Attractor Sets and Quasi-Geostrophic Equilibrium

Abstract

The attractor set of a forced dissipative dynamical system is for practical purposes the set of points in phase-space which continue to be encountered by an arbitrary orbit after an arbitrary long time. For a reasonably realistic atmospheric model the attractor should be a bounded set, and most of its points should represent states of approximate geostrophic equilibrium. A low-order primitive-equation (PE) model consisting of nine ordinary differential equations is derived from the shallow-water equations with bottom topography. A low-order quasi-geostrophic (QG) model with three equations is derived from the PE model by dropping the time derivatives in the divergence equations. For the chosen parameter values, gravity waves which are initially present in the PE model nearly disappear after a few weeks, while the quasi-geostrophic oscillations continue undiminished. The states which are free of gravity waves form a three-dimensional stable invariant manifold within the nine-dimensional phase space.

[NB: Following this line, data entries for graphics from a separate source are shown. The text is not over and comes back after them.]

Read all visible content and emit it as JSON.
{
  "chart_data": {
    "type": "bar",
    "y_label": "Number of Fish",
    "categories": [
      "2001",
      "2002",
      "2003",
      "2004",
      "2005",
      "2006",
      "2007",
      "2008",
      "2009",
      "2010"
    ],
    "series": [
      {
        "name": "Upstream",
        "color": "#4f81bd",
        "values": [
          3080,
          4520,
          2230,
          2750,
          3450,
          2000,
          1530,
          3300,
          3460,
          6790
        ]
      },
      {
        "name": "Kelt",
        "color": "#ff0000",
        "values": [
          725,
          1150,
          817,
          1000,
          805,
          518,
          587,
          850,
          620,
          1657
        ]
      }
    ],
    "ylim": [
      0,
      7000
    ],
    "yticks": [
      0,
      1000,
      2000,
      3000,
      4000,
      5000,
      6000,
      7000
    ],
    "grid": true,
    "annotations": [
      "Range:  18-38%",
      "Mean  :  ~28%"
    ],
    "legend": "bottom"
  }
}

Points on this manifold are readily found by an algorithm based on the separation of time scales. The attractor set consists of a complex of two-dimensional surfaces embedded in this manifold. The geostrophic equation is a good approximation on most of the attractor, while the balance equation is better. The attractors of the PE and QG models are qualitatively similar. Some speculations regarding the invariant manifold and the attractor in a large global circulation model are offered.